Question

You place 36.5 ml of 0.266 M Ba(OH)2 in a coffee-cup calorimeter at 25.00°C and add 56.6 ml of 0.648 M HCl, also at 25.00°C. After stirring, the final temperature is 29.83°C. {assume that the total volume is the sum of the individual volumes and that the final solution has the same density (1.00 g/ml) and specific heat capacity (4.184 J/g°C) as water}. Calculate the change in enthalpy, ΔH, of the reaction (in kJ/mol) of water formed. Enter the appropriate sign (+/-).

Answer 1

Answer : The enthalpy of reaction
`(\Delta H_(rxn))` is, -96.9 kJ/mole

Explanation :

First we have to calculate the mass of solution.

`Mass=Density* Volume`

Volume of solution = Volume of HCl + Volume of
`Ba(OH)_2`

Volume of solution = 56.6 mL + 36.5 mL

Volume of solution = 93.1 mL

Density of solution = 1 g/mL

`Mass=1g/mL* 93.1mL=93.1g`

The mass of solution is, 93.1 grams.

Now we have to calculate the heat released in the system.

Formula used :

`Q=m* c* \Delta T`

or,

`Q=m* c* (T_2-T_1)`

where,

Q = heat released = ?

m = mass = 93.1 g

`C_p` = specific heat capacity of water =
`4.184J/g^oC`

`T_1` = initial temperature =
`25.0^oC`

`T_2` = final temperature =
`29.83^oC`

Now put all the given value in the above formula, we get:

`Q=93.1g* 4.184J/g^oC* (29.83-25.00)^ioC`

`Q=1881.43J=1.88kJ` (1 kJ = 1000 J)

Now we have to calculate the moles of
`Ba(OH)_2` and HCl.

`\text{Moles of }Ba(OH)_2=\text{Concentration of }Ba(OH)_2* \text{Volume of solution}`

`\text{Moles of }Ba(OH)_2=0.266M* 0.0365L=9.71* 10^(-3)mol`

and,

`\text{Moles of }HCl=\text{Concentration of }HCl* \text{Volume of solution}`

`\text{Moles of }HCl=0.648M* 0.0566L=3.66* 10^(-2)mol`

Now we have to calculate the limiting and excess reagent.
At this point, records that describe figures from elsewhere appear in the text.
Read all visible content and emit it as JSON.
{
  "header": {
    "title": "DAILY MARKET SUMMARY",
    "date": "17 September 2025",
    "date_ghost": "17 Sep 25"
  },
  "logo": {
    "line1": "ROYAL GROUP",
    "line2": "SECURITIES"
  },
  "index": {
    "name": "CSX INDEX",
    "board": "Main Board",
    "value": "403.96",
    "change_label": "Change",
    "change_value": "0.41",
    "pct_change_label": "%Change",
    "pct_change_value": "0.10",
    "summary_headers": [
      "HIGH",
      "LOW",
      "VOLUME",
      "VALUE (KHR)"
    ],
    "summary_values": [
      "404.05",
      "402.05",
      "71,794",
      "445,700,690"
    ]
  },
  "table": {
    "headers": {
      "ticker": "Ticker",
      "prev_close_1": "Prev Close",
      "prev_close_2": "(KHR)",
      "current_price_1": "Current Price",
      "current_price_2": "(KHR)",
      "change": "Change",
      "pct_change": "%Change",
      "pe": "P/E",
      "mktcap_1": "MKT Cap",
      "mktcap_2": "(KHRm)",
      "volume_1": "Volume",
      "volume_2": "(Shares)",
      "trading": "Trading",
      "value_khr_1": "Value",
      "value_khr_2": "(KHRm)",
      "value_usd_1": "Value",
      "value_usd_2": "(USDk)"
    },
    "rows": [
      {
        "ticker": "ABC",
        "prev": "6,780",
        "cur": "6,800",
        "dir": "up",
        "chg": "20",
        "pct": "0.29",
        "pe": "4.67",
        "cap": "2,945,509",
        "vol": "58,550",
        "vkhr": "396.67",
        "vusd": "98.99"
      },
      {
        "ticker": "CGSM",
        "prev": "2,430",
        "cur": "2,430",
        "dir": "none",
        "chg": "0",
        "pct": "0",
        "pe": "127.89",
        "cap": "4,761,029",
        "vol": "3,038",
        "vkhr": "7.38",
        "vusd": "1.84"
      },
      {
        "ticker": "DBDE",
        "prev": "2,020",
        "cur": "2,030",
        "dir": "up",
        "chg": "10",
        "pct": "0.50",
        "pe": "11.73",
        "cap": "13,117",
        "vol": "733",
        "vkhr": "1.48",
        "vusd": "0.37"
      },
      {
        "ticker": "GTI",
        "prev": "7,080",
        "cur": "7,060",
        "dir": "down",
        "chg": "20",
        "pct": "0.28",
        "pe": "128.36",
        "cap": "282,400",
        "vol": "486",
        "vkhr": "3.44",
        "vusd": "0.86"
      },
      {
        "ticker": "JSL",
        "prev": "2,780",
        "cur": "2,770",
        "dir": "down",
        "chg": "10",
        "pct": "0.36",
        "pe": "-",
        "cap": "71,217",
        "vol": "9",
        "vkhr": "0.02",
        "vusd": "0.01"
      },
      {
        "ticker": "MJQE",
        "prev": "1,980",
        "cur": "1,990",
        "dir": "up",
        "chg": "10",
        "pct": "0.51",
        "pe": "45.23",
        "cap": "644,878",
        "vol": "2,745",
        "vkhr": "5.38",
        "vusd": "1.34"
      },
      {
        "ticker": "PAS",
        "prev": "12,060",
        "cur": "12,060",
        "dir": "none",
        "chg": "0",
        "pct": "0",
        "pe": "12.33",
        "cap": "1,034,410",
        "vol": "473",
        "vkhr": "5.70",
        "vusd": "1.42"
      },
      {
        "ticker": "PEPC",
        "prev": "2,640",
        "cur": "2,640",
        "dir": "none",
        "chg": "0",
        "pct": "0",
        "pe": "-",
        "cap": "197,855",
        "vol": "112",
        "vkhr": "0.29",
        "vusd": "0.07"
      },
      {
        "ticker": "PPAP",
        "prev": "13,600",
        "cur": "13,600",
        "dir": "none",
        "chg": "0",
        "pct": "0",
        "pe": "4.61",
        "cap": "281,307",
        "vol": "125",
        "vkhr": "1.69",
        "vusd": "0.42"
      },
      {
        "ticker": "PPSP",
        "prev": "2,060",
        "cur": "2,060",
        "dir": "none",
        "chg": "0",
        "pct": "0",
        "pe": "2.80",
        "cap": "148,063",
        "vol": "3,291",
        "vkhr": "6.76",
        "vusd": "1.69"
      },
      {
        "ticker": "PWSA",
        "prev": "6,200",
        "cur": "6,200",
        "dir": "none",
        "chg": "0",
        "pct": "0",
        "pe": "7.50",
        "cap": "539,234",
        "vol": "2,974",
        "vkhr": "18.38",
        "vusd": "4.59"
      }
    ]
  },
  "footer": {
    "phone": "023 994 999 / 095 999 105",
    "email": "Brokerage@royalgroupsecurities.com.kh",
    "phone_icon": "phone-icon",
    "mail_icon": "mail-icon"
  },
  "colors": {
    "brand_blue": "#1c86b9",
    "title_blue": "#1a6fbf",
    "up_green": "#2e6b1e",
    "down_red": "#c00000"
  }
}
The balanced chemical reaction is,

`Ba(OH)_2+2HCl\rightarrow BaCl_2+2H_2O`

From the balanced reaction we conclude that

As, 1 mole of
`Ba(OH)_2` react with 2 mole of
`HCl`

So,
`9.71* 10^(-3)` moles of
`Ba(OH)_2` react with
`9.71* 10^(-3)* 2=0.0194` moles of
`HCl`

From this we conclude that,
`HCl` is an excess reagent because the given moles are greater than the required moles and
`Ba(OH)_2` is a limiting reagent and it limits the formation of product.

Now we have to calculate the moles of
`H_2O`

From the reaction, we conclude that

As, 1 mole of
`Ba(OH)_2` react to give 2 mole of
`H_2O`

So,
`9.71* 10^(-3)` moles of
`Ba(OH)_2` react with
`9.71* 10^(-3)* 2=0.0194` moles of
`H_2O`

Now we have to calculate the change in enthalpy of the reaction.

`\Delta H_(rxn)=-(q)/(n)`

where,

`\Delta H_(rxn)` = enthalpy of reaction = ?

q = heat of reaction = 1.88 kJ

n = moles of reaction = 0.0194 mole

Now put all the given values in above expression, we get:

`\Delta H_(rxn)=-(1.88kJ)/(0.0194mole)=-96.9kJ/mole`

The negative sign indicates that the heat is released.

Therefore, the enthalpy of reaction
`(\Delta H_(rxn))` is, -96.9 kJ/mole